Howto: Configure an EC2 instance as an EMR edge node

1. Overview
2. Procedure

1. Overview

Please first get familiar with the documentation on using EMR with DSS: https://doc.dataiku.com/dss/latest/hadoop/distributions/emr.html

This document provides a procedure that allows you to setup an EC2 instance so that it can be used as an "edge node" to one or multiple EMR clusters.

This allows you to implement the "Connection to existing EMR clusters / DSS outside of the cluster" scenario.

Note: This procedure also technically permits the "Let DSS dynamically manage one or several EMR clusters" scenario, however, for this latter scenario, we recommend that you preferably use the AMI that Dataiku provides to this effect, referenced in the "Dynamic EMR clusters" documentation page.

Important note: This operation is not officially documented by EMR nor officially supported by Dataiku. To the best of our knowledge, this procedure is complete and there are no known issues with it at the time of writing. Furthermore, several customers currently use this kind of setup. It is however not part of the official DSS reference documentation.

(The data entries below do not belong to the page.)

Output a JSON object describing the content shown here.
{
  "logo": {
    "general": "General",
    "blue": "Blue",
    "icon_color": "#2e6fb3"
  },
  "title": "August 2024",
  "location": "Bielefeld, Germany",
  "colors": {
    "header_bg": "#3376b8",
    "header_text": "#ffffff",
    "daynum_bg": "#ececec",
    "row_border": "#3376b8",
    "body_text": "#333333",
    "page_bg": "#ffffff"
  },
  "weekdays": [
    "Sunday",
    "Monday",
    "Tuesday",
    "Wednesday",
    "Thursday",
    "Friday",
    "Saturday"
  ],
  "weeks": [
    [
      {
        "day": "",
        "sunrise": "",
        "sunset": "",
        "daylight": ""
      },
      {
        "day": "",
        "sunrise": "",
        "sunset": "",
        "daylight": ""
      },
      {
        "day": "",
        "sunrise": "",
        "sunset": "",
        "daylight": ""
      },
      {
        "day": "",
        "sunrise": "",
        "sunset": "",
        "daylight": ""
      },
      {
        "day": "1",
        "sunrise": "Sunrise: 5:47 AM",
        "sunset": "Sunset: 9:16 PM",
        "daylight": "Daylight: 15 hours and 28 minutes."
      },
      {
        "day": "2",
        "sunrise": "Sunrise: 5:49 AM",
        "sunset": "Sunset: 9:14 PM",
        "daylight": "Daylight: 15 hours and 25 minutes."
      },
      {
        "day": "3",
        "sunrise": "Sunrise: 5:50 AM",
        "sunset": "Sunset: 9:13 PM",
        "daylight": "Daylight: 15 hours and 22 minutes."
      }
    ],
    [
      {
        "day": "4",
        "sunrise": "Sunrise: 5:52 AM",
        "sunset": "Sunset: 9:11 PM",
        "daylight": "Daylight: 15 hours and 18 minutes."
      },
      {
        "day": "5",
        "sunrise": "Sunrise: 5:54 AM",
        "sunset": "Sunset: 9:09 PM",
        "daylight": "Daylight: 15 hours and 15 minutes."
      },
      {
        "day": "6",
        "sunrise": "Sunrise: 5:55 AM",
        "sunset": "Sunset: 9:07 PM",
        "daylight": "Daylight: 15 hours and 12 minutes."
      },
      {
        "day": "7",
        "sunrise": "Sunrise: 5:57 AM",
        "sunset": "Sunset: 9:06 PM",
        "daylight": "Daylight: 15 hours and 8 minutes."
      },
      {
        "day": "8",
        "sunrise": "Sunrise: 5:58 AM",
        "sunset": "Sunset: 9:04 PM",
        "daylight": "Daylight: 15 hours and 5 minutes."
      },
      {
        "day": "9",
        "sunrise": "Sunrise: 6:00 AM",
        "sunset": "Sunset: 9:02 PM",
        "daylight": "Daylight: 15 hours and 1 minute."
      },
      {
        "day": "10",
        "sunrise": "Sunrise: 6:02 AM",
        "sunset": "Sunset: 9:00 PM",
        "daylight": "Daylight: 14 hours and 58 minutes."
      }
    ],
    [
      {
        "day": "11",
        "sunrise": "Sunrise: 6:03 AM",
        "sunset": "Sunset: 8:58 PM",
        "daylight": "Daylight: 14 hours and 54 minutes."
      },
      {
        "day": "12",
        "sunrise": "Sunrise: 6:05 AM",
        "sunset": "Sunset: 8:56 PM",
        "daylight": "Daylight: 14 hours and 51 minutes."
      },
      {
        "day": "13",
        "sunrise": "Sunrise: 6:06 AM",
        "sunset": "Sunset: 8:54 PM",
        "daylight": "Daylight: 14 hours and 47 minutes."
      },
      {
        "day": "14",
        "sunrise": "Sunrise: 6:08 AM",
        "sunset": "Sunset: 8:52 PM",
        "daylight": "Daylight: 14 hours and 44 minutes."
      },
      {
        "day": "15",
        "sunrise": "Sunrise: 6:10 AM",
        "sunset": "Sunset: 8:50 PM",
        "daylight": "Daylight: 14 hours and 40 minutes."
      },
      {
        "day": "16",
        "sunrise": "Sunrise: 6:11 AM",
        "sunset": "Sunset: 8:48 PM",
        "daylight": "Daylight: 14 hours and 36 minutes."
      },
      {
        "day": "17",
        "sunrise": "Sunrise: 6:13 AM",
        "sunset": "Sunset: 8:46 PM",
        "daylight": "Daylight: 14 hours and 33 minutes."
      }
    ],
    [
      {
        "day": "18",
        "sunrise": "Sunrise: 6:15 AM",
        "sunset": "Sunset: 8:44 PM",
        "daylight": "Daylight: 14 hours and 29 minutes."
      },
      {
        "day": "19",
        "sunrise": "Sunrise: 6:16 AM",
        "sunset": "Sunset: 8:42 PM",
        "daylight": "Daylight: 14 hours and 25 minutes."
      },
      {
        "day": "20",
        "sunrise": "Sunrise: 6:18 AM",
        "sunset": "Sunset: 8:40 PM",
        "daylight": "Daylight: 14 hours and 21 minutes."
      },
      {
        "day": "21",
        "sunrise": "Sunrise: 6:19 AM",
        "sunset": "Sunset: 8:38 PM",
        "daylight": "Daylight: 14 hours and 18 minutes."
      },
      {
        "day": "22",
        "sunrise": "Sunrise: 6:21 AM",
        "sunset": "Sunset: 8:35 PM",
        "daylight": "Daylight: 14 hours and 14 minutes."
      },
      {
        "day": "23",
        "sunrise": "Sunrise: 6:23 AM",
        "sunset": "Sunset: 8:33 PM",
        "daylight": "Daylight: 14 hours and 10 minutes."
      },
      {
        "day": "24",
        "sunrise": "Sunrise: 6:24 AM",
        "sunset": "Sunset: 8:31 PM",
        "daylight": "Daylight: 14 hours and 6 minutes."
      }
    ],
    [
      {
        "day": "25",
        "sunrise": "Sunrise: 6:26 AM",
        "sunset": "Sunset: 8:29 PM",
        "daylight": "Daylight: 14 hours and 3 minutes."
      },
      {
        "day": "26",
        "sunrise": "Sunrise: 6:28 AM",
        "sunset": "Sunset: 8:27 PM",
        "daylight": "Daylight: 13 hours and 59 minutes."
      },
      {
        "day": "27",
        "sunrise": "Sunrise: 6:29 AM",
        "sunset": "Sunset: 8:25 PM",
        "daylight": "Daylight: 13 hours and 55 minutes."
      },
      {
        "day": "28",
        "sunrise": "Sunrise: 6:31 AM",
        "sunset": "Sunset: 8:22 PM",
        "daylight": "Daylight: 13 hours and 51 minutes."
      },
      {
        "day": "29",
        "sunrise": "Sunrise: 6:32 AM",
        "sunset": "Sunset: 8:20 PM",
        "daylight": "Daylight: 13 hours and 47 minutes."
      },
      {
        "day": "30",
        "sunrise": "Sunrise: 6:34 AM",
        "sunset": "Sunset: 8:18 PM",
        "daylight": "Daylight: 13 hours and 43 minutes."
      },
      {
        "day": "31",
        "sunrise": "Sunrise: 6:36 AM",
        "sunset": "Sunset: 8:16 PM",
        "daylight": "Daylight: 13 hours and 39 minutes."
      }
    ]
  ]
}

This procedure has been tested with EMR 5.10 to 5.13, and 5.18 to 5.19 (versions 5.14 to 5.17 may also work but have not been qualified)
This procedure assumes good familiarity with AWS, AmazonLinux, cloud-init, yum and Hadoop.
This procedure requires that you already have an EMR cluster up and running, with SSH access to the master node

2. Procedure

Initial instance creation

Start with an Amazon Linux instance with the same base version as the one used in the target version of EMR. This means Amazon Linux 2017.09 for EMR 5.10 to EMR 5.13, and Amazon Linux 2018.03 for EMR 5.18 to EMR 5.19.
Freeze the Amazon Linux version against updates by commenting out releasever=latest in /etc/yum.conf

NB: it might be necessary to start the instance with a cloud-init stanza to disable the application of security patches on first boot

    #cloud-config
    repo_upgrade: none

Adjust the initial set of packages:
- yum install java-1.8.0-openjdk-devel R
- yum remove java-1.7.0-openjdk-\*

Copy the repository

Copy the emr-applications repository definition from the EMR master, and its signing key:

/etc/yum.repos.d/emr-apps.repo
/var/aws/emr/repoPublicKey.txt

Install packages

Install the following Hadoop and EMRFS packages (using yum):

    hadoop-client
    hadoop-lzo
    spark-core
    spark-python
    spark-R
    spark-datanucleus
    hive
    hive-hcatalog
    pig
    tez
    openssl-devel
    emrfs
    emr-*

Copy configuration

Copy the Hadoop and EMRFS configuration files from the EMR master (using scp / rsync):

    /etc/hadoop/conf
    /etc/hive/conf
    /etc/pig/conf
    /etc/spark/conf
    /etc/tez/conf
    /etc/zookeeper/conf
    /usr/share/aws/emr/emrfs/conf
    /usr/share/aws/emr/security     # If present - TLS certificates

Create working directories

Create (mkdir -p) and allow write to (chmod 1777) the various scratch directories used by the EMR configuration (this list may change a bit with EMR versions)

    /mnt/s3                    # fs.s3.buffer.dir
    /mnt1/s3                   # fs.s3.buffer.dir
    /mnt/var/lib/hadoop/tmp    # hadoop.tmp.dir
    /mnt/tmp                   # java.io.tmpdir
    /var/log/hive/user         # hive.log.dir
    /var/log/pig               # pig.logfile

Miscellaneous configuration patches

Recent versions of EMRFS issue a number of warnings including a Java stack upon initialization, as they cannot read EMR configuration data from the local host. These warnings can be ignored, and the Java stack may be suppressed by editing file /var/aws/emr/userData.json to contain an empty JSON object ({}).

Recent versions of EMR issue warnings on Spark startup due to a missing variable definition in the Spark Streaming logger. This can be shut off by commenting out line log4j.logger.org.apache.spark.streaming in /etc/spark/conf/log4j.properties.

Test

At that point, client connectivity to the cluster can be checked using the standard command line tools (hdfs, yarn, hive, pyspark).

Setup DSS

DSS integration with Hadoop and Spark can be setup using the standard procedure.